「AI戦争」へ急激にシフトする米軍、240倍にもなったAIドローン予算…日本も対応すべき3つのこと(Wedge(ウェッジ))

 アメリカの外交・安全保障・イノベーション分野を専門とする高名なシンクタンクの女性所長が先日、来日した。筆者は彼女の滞年中、日本の主要なシンクタンク、大学、政府担当者、そして国会議員らとの面会をアテンドし、日本の安全保障の現状と未来について密度の高い議論を交わした。  彼女は単なる理論派の研究者ではない。元国務省の局長を歴任し、現在は国防総省(ペンタゴン)の重要な委員会の委員も担っている、米政府の「実務」と「最先端テックの軍事応用」の双方を熟知するキーパーソンである。  日本の政官学のリーダーたちとの会談を重ねる中で、彼女がふと漏らした、しかし極めて強い警告のトーンを帯びた言葉が、筆者の脳裏に深く焼き付いている。 「アメリカ軍は今、従来の軍事常識を完全に破壊するレベルで『ドローンとAI戦争』へのトランスフォーメーション(構造転換)を急激に進めています。しかし、日本はこのドラスティックな変化と、その背景にある真の危機感をほとんど認識していません」  彼女が指摘したこの巨大な地殻変動は、他でもない「中国との紛争」、すなわち「台湾海峡の防衛」を完全に意識したものである。  台湾有事は、地理的にも地政学的にも日本の存亡に直結するイシューだ。しかし、この米軍の最大級のシフトは、日本のメディアや議論の中では驚くほど見過ごされている。  本稿では、MITのサイバーAIセキュリティ研究の最前線に立つ立場、そして米高官との直接の対話から得られた一次情報をもとに、米軍が開始した「AI無人戦争」のリアルと、日本が至急対応すべき致命的な死角について激筆したい。
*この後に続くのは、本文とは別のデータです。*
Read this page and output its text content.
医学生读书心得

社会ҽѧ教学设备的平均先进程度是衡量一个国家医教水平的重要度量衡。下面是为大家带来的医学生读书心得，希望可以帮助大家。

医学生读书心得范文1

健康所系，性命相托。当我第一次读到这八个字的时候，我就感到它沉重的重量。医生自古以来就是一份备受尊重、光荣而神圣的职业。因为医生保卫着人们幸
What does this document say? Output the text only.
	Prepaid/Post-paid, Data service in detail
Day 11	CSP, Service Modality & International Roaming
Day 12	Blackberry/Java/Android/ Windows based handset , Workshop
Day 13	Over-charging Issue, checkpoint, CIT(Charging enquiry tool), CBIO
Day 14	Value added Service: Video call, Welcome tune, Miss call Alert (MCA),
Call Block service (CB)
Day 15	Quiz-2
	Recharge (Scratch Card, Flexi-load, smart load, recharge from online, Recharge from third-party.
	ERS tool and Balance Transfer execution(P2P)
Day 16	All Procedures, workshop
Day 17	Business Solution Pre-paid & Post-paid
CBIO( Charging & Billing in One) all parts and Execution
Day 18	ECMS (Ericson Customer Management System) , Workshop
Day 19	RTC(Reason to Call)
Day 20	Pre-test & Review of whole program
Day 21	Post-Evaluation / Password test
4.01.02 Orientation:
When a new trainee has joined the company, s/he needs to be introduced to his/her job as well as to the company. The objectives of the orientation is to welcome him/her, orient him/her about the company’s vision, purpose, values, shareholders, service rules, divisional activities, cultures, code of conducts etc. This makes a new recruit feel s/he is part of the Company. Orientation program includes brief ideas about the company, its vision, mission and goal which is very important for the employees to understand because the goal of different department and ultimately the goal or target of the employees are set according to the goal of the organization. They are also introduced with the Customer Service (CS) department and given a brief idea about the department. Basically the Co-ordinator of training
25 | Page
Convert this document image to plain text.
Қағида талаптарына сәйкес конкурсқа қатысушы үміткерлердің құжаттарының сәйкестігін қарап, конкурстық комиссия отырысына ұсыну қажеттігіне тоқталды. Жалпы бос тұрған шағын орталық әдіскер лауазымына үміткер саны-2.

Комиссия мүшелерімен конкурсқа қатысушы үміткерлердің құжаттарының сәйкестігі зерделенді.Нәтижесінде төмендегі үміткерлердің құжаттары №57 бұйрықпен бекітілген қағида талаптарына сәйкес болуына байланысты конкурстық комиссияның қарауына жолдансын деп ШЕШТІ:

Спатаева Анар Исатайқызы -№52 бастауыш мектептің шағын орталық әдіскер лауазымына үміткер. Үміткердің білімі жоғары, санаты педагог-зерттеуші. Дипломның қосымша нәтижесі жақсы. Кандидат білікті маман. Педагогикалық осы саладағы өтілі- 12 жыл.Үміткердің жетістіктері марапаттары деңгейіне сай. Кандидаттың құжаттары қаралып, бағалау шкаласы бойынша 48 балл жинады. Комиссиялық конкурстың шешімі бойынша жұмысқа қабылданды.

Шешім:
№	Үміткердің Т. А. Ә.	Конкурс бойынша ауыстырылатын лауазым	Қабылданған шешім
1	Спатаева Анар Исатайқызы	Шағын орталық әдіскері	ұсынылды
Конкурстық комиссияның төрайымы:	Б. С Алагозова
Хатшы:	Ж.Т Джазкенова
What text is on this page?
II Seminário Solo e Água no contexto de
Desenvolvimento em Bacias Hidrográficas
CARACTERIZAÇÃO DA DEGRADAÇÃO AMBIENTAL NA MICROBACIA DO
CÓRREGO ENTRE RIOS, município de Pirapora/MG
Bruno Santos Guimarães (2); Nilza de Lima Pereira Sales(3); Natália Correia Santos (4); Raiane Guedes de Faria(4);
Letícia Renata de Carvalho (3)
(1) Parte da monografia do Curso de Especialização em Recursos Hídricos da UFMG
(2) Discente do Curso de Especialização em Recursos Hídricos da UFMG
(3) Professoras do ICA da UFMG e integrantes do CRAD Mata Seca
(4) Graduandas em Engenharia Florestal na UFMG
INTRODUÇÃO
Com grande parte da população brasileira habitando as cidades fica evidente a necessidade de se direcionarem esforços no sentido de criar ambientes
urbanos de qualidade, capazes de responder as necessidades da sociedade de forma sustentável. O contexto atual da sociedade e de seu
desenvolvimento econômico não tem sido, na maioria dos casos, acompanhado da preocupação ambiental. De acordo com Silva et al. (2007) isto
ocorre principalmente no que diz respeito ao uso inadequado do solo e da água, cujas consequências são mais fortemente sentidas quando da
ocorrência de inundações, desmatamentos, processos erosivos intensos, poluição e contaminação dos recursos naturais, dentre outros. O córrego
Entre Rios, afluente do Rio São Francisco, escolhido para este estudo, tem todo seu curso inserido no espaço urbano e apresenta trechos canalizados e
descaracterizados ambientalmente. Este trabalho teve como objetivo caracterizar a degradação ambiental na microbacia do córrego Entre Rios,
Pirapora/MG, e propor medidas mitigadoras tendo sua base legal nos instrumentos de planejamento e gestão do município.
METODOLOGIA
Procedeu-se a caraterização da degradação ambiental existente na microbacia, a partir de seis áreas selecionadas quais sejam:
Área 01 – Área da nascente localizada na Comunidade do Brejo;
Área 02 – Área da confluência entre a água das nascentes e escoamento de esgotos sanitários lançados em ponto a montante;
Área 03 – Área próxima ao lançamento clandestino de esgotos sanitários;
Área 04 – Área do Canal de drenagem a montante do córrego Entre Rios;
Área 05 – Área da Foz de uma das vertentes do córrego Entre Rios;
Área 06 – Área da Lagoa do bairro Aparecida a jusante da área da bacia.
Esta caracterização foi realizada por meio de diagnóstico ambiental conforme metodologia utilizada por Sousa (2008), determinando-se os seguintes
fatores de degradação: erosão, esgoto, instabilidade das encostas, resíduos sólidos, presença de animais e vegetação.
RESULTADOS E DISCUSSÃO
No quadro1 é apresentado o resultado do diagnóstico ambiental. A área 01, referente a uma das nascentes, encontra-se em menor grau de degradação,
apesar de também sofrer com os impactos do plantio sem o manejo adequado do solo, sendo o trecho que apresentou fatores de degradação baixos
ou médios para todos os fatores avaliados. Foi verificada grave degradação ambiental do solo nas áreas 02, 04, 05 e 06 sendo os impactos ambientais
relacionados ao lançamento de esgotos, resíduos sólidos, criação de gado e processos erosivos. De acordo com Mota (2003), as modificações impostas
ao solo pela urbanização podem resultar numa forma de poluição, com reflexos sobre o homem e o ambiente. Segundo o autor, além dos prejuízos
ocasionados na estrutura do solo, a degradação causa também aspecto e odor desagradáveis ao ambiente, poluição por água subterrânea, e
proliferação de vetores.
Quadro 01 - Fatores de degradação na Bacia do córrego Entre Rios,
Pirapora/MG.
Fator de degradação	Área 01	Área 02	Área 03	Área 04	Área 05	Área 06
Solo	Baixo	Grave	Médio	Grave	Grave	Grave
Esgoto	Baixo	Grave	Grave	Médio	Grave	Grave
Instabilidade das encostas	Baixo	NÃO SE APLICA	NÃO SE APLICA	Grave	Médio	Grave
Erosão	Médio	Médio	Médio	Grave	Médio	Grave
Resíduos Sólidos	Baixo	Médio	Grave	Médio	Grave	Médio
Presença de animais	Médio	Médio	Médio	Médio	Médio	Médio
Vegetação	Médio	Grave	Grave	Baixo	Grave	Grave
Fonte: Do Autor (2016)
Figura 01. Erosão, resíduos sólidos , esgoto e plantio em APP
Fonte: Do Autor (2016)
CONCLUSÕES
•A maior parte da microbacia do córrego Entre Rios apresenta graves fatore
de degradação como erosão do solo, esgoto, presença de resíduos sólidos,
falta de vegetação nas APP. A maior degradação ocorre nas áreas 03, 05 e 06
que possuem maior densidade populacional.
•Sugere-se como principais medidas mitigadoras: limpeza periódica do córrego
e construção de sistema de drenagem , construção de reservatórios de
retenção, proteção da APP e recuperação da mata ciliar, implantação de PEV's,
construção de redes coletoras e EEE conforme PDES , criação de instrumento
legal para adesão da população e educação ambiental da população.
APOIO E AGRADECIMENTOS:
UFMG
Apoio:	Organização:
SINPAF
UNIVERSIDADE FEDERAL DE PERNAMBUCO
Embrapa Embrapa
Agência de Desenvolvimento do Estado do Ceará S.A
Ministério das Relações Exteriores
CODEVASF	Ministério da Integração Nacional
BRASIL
 現在、ペンタゴンの内部で起きている変化の凄まじさは、提示された「数字」に最も生々しく現れている。  米軍は、台頭する中国人民解放軍(PLA)の圧倒的な物量に対抗するため、安価で使い捨て可能な自律型AIドローンを18〜24カ月以内に数千機規模で大量配備する「レプリケーター(Replicator)構想」を2023年に立ち上げた。そして現在、この構想をより強力な組織として具現化するため、ドローンとAIに特化した事実上の新部隊「DAWG(Defense Autonomous Warfare Group:国防自律戦争グループ)」への集約を進めている。  このDAWGを巡る予算の跳ね上がり方は、世界の軍事関係者の度肝を抜いた。 • 2026会計年度の当初予算: 約2億2500万ドル(約350億円) • 2027会計年度の予算要求: 546億ドル(約8兆円超)  予算の伸び率は、実に「約24000%」という前代未聞の爆発的な増額申請である。この「546億ドル」というのは、アメリカ軍の4大軍種の一角である米海兵隊(Marine Corps)の単年の作戦・調達予算に匹敵、あるいはそれを上回る規模なのだ(参考:Firstpost Live 報道)。  一つの兵器カテゴリー、それも「AIと無人機」という新領域を扱う専門組織に対して、一国の軍隊を丸ごと維持できるほどの国家予算が集中投資され始めている。